Hanefi mezhebinin muteber âlimlerinden İbni Nüceym, el-Eşbah ve’n-Nezair isimli eserinde bu konuya dair şöyle der:
Cemaati terk etmeye ruhsat tanıyan mazeretler kırk civarındadır:
Yağmur, kar, gece için geçerli olmak üzere şiddetli rüzgâr, yürümekte zorlanacak derecede yerlerin çamurlu olması, deprem, sam yeli/aşırı sıcak çöl rüzgârı, gün ortasındaki aşırı sıcak, şiddetli soğuk, zifiri karanlık, (Bunlar umumi olan özürlerdir. Bundan sonrası zikredilecekler ise şahıslara ait özürlerdir.) Hastalık, bedenine veya malına gelecek bir zarar, mesela ekmeğinin fırında olması veya yemeğinin ocakta olup başında duracak başka kimsenin bulunmaması -bu misallerde o günlerdeki şartlar göz önünde bulundurulmuştur-, iflas etmiş kişinin alacaklıları tarafından -haksız yere- sıkıştırılması, belli bir zaman geçmesiyle hak sahiplerinin affedebileceği cezalar, kaza-i hacet ihtiyacı, açlık ve susuzluk, aç kalmış kimseler için sofranın hazırlanmış olması, mühim bir şeyi bekliyor olmak, dışarı çıkmaya münasip elbisesinin bulunmaması, sefere hazırlık yapan kişinin kafileyi kaçırmaktan korkması, izalesi elde olmayan, kötü kokulu bir şey yemiş olmak, şiddetli ağız kokusu, hastalık seviyesindeki ter kokusu, balıkçılık gibi rahatsız edici kokuya sebep olan meslek erbabından olmak, bulaşıcı alaca hastalığı, cüzzam hastalığı, hasta bakıcılığı yapmak, Birlikte namaza gidemeyeceklerse beklenen bir yakının veya kendisine hususi yakınlığı olan bir hastanın ziyaretinde bulunmak, kayıp aramak, gasp edilmiş malını teslim alma fırsatı bulmak, meşru bir gerekçeden neşet eden, ne yaptığını bilemeyecek şekilde aşırı uyku hali, yürümekte zorlanacak derecede aşırı şişmanlık, itham altında olmak, yolda kendisine fiili veya sözlü eziyet verecek birisinin bulunması.[7]

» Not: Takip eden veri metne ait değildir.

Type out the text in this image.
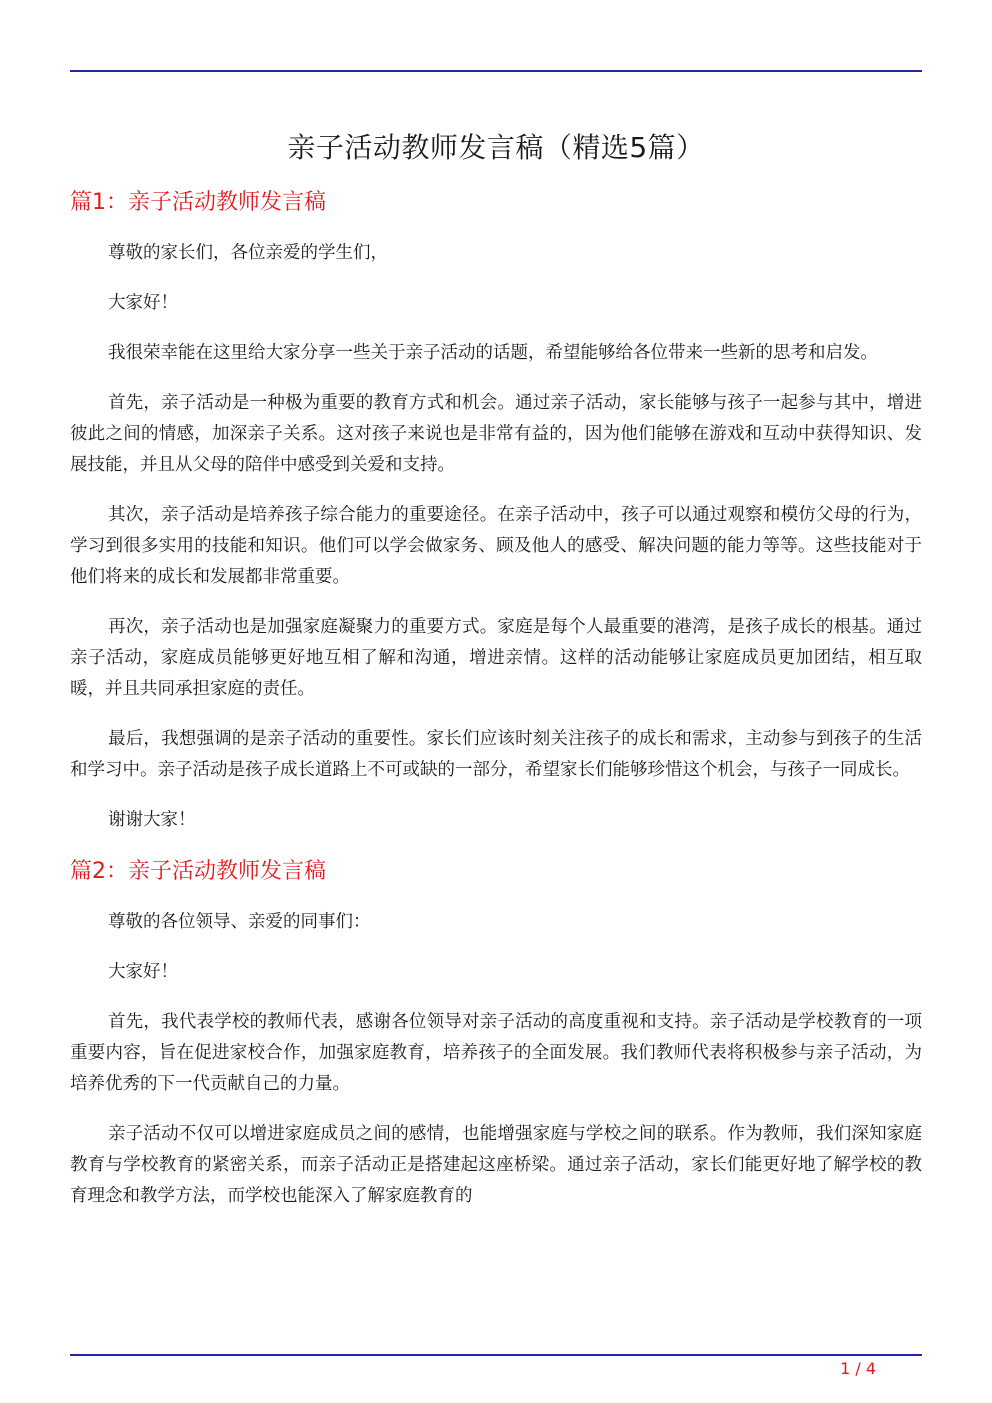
亲子活动教师发言稿（精选5篇）
篇1：亲子活动教师发言稿

尊敬的家长们，各位亲爱的学生们，

大家好！

我很荣幸能在这里给大家分享一些关于亲子活动的话题，希望能够给各位带来一些新的思考和启发。

首先，亲子活动是一种极为重要的教育方式和机会。通过亲子活动，家长能够与孩子一起参与其中，增进彼此之间的情感，加深亲子关系。这对孩子来说也是非常有益的，因为他们能够在游戏和互动中获得知识、发展技能，并且从父母的陪伴中感受到关爱和支持。

其次，亲子活动是培养孩子综合能力的重要途径。在亲子活动中，孩子可以通过观察和模仿父母的行为，学习到很多实用的技能和知识。他们可以学会做家务、顾及他人的感受、解决问题的能力等等。这些技能对于他们将来的成长和发展都非常重要。

再次，亲子活动也是加强家庭凝聚力的重要方式。家庭是每个人最重要的港湾，是孩子成长的根基。通过亲子活动，家庭成员能够更好地互相了解和沟通，增进亲情。这样的活动能够让家庭成员更加团结，相互取暖，并且共同承担家庭的责任。

最后，我想强调的是亲子活动的重要性。家长们应该时刻关注孩子的成长和需求，主动参与到孩子的生活和学习中。亲子活动是孩子成长道路上不可或缺的一部分，希望家长们能够珍惜这个机会，与孩子一同成长。

谢谢大家！

篇2：亲子活动教师发言稿

尊敬的各位领导、亲爱的同事们：

大家好！

首先，我代表学校的教师代表，感谢各位领导对亲子活动的高度重视和支持。亲子活动是学校教育的一项重要内容，旨在促进家校合作，加强家庭教育，培养孩子的全面发展。我们教师代表将积极参与亲子活动，为培养优秀的下一代贡献自己的力量。

亲子活动不仅可以增进家庭成员之间的感情，也能增强家庭与学校之间的联系。作为教师，我们深知家庭教育与学校教育的紧密关系，而亲子活动正是搭建起这座桥梁。通过亲子活动，家长们能更好地了解学校的教育理念和教学方法，而学校也能深入了解家庭教育的

1 / 4
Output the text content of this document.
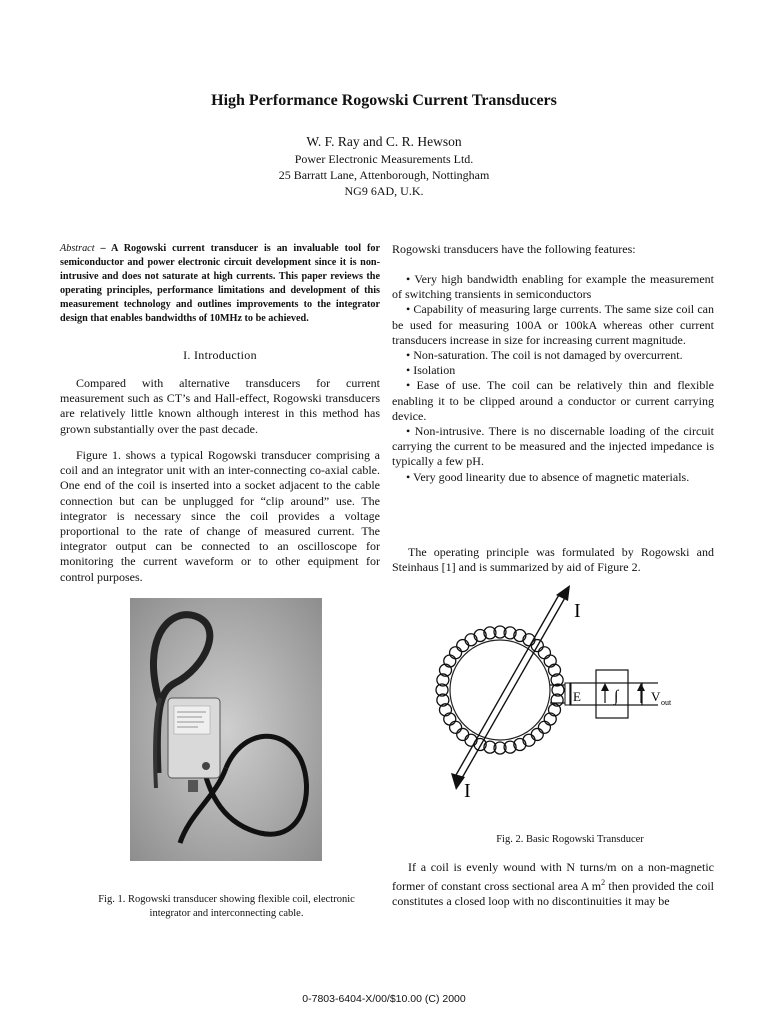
High Performance Rogowski Current Transducers
W. F. Ray and C. R. Hewson
Power Electronic Measurements Ltd.
25 Barratt Lane, Attenborough, Nottingham
NG9 6AD, U.K.
Abstract – A Rogowski current transducer is an invaluable tool for semiconductor and power electronic circuit development since it is non-intrusive and does not saturate at high currents. This paper reviews the operating principles, performance limitations and development of this measurement technology and outlines improvements to the integrator design that enables bandwidths of 10MHz to be achieved.
I. Introduction

Compared with alternative transducers for current measurement such as CT’s and Hall-effect, Rogowski transducers are relatively little known although interest in this method has grown substantially over the past decade.

Figure 1. shows a typical Rogowski transducer comprising a coil and an integrator unit with an inter-connecting co-axial cable. One end of the coil is inserted into a socket adjacent to the cable connection but can be unplugged for “clip around” use. The integrator is necessary since the coil provides a voltage proportional to the rate of change of measured current. The integrator output can be connected to an oscilloscope for monitoring the current waveform or to other equipment for control purposes.

Fig. 1. Rogowski transducer showing flexible coil, electronic integrator and interconnecting cable.
Rogowski transducers have the following features:
• Very high bandwidth enabling for example the measurement of switching transients in semiconductors
• Capability of measuring large currents. The same size coil can be used for measuring 100A or 100kA whereas other current transducers increase in size for increasing current magnitude.
• Non-saturation. The coil is not damaged by overcurrent.
• Isolation
• Ease of use. The coil can be relatively thin and flexible enabling it to be clipped around a conductor or current carrying device.
• Non-intrusive. There is no discernable loading of the circuit carrying the current to be measured and the injected impedance is typically a few pH.
• Very good linearity due to absence of magnetic materials.

The operating principle was formulated by Rogowski and Steinhaus [1] and is summarized by aid of Figure 2.

I
I
E ∫	V out
Fig. 2. Basic Rogowski Transducer

If a coil is evenly wound with N turns/m on a non-magnetic former of constant cross sectional area A $m^2$ then provided the coil constitutes a closed loop with no discontinuities it may be

0-7803-6404-X/00/$10.00 (C) 2000
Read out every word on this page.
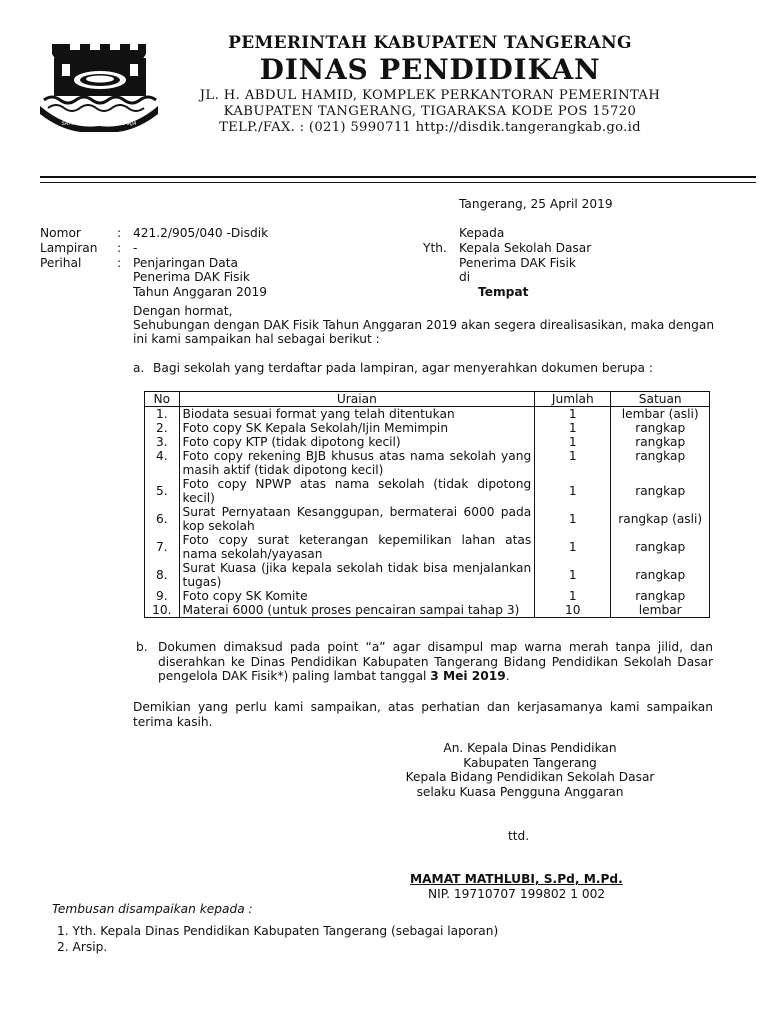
SATYA KARYA KERTA RAHARJA
PEMERINTAH KABUPATEN TANGERANG
DINAS PENDIDIKAN
JL. H. ABDUL HAMID, KOMPLEK PERKANTORAN PEMERINTAH
KABUPATEN TANGERANG, TIGARAKSA KODE POS 15720
TELP./FAX. : (021) 5990711 http://disdik.tangerangkab.go.id
Tangerang, 25 April 2019
Nomor	: 421.2/905/040 -Disdik
Lampiran : -
Perihal	: Penjaringan Data
Penerima DAK Fisik
Tahun Anggaran 2019
Kepada
Yth. Kepala Sekolah Dasar
Penerima DAK Fisik
di
Tempat
Dengan hormat,
Sehubungan dengan DAK Fisik Tahun Anggaran 2019 akan segera direalisasikan, maka dengan
ini kami sampaikan hal sebagai berikut :
a. Bagi sekolah yang terdaftar pada lampiran, agar menyerahkan dokumen berupa :
No	Uraian	Jumlah	Satuan
1.	Biodata sesuai format yang telah ditentukan	1	lembar (asli)
2.	Foto copy SK Kepala Sekolah/Ijin Memimpin	1	rangkap
3.	Foto copy KTP (tidak dipotong kecil)	1	rangkap
4.	Foto copy rekening BJB khusus atas nama sekolah yang masih aktif (tidak dipotong kecil)	1	rangkap
5.	Foto copy NPWP atas nama sekolah (tidak dipotong kecil)	1	rangkap
6.	Surat Pernyataan Kesanggupan, bermaterai 6000 pada kop sekolah	1	rangkap (asli)
7.	Foto copy surat keterangan kepemilikan lahan atas nama sekolah/yayasan	1	rangkap
8.	Surat Kuasa (jika kepala sekolah tidak bisa menjalankan tugas)	1	rangkap
9.	Foto copy SK Komite	1	rangkap
10.	Materai 6000 (untuk proses pencairan sampai tahap 3)	10	lembar
b. Dokumen dimaksud pada point “a” agar disampul map warna merah tanpa jilid, dan diserahkan ke Dinas Pendidikan Kabupaten Tangerang Bidang Pendidikan Sekolah Dasar pengelola DAK Fisik*) paling lambat tanggal 3 Mei 2019.
Demikian yang perlu kami sampaikan, atas perhatian dan kerjasamanya kami sampaikan terima kasih.
An. Kepala Dinas Pendidikan
Kabupaten Tangerang
Kepala Bidang Pendidikan Sekolah Dasar
selaku Kuasa Pengguna Anggaran
ttd.
MAMAT MATHLUBI, S.Pd, M.Pd.
NIP. 19710707 199802 1 002
Tembusan disampaikan kepada :
1. Yth. Kepala Dinas Pendidikan Kabupaten Tangerang (sebagai laporan)
2. Arsip.
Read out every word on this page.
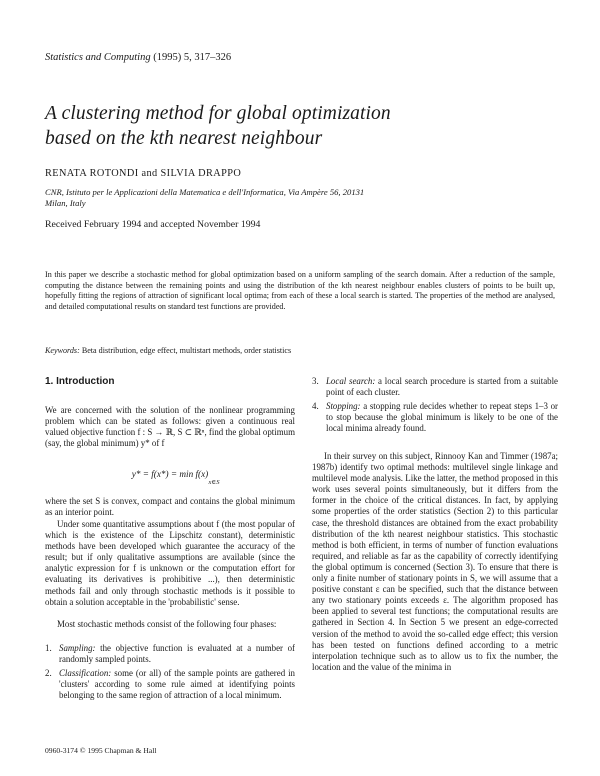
Statistics and Computing (1995) 5, 317–326
A clustering method for global optimization
based on the kth nearest neighbour
RENATA ROTONDI and SILVIA DRAPPO
CNR, Istituto per le Applicazioni della Matematica e dell'Informatica, Via Ampère 56, 20131
Milan, Italy
Received February 1994 and accepted November 1994
In this paper we describe a stochastic method for global optimization based on a uniform sampling of the search domain. After a reduction of the sample, computing the distance between the remaining points and using the distribution of the kth nearest neighbour enables clusters of points to be built up, hopefully fitting the regions of attraction of significant local optima; from each of these a local search is started. The properties of the method are analysed, and detailed computational results on standard test functions are provided.
Keywords: Beta distribution, edge effect, multistart methods, order statistics
1. Introduction
We are concerned with the solution of the nonlinear programming problem which can be stated as follows: given a continuous real valued objective function f : S → ℝ, S ⊂ ℝⁿ, find the global optimum (say, the global minimum) y* of f
y* = f(x*) = min f(x)
x∈S
where the set S is convex, compact and contains the global minimum as an interior point.
Under some quantitative assumptions about f (the most popular of which is the existence of the Lipschitz constant), deterministic methods have been developed which guarantee the accuracy of the result; but if only qualitative assumptions are available (since the analytic expression for f is unknown or the computation effort for evaluating its derivatives is prohibitive ...), then deterministic methods fail and only through stochastic methods is it possible to obtain a solution acceptable in the 'probabilistic' sense.
Most stochastic methods consist of the following four phases:
1. Sampling: the objective function is evaluated at a number of randomly sampled points.
2. Classification: some (or all) of the sample points are gathered in 'clusters' according to some rule aimed at identifying points belonging to the same region of attraction of a local minimum.
3. Local search: a local search procedure is started from a suitable point of each cluster.
4. Stopping: a stopping rule decides whether to repeat steps 1–3 or to stop because the global minimum is likely to be one of the local minima already found.
In their survey on this subject, Rinnooy Kan and Timmer (1987a; 1987b) identify two optimal methods: multilevel single linkage and multilevel mode analysis. Like the latter, the method proposed in this work uses several points simultaneously, but it differs from the former in the choice of the critical distances. In fact, by applying some properties of the order statistics (Section 2) to this particular case, the threshold distances are obtained from the exact probability distribution of the kth nearest neighbour statistics. This stochastic method is both efficient, in terms of number of function evaluations required, and reliable as far as the capability of correctly identifying the global optimum is concerned (Section 3). To ensure that there is only a finite number of stationary points in S, we will assume that a positive constant ε can be specified, such that the distance between any two stationary points exceeds ε. The algorithm proposed has been applied to several test functions; the computational results are gathered in Section 4. In Section 5 we present an edge-corrected version of the method to avoid the so-called edge effect; this version has been tested on functions defined according to a metric interpolation technique such as to allow us to fix the number, the location and the value of the minima in
0960-3174 © 1995 Chapman & Hall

Mezkûr nakillere baktığımızda, fevkalade hallerde cemaat ile namaza ve hatta Cuma namazına dahi ara verilebileceği anlaşılmaktadır.
Bu gibi durumlarda Müslümanlar olarak bizlere düşen tedbirli olmak ve cümle taksiratımızdan ötürü af dileyerek, Ümmet-i Muhammet’den belaların kaldırılması için, ziyade affedici, yüce Mevla’mıza yalvarmaktır.
وَآخِرُ دَعْوَانَا أَنِ الْحَمْدُ لِلَّهِ رَبِّ الْعَالَمِينَ…
İsmailağa Fıkıh Heyeti
Fetvanın Arapça metni: الفتوي في الجماعة و الجمعة حين حدوث الأَوْبِئَة و الأمراض المسْتَوْلِيَة
[1] Ahmet bin Hanbel, r.9263; Müslim, r.5922-3; Tahavi, Meani’l-Asar, r.7033
[2] Ahmet bin Hanbel, r.1536; Buhari, r.5396; Müslim, r.5905; Tirmizi, r.1065; Tahavi, Meani’l-Asar, r.7047.
[3] Ahmet bin Hanbel, r.19474; Müslim, r.5958; Nesai, r.7590.
[4] Buhari, r.606; Müslim, r.1632-3.
[5] Buhari, r.859; Müslim, r.1637.
[6] Zafer Ahmed et-Tehânevi, İ’lau’s-Sünen, c.2, s.150.
[7] İbni Nüceym, el-Eşbah ve’n-Nezair, s.440.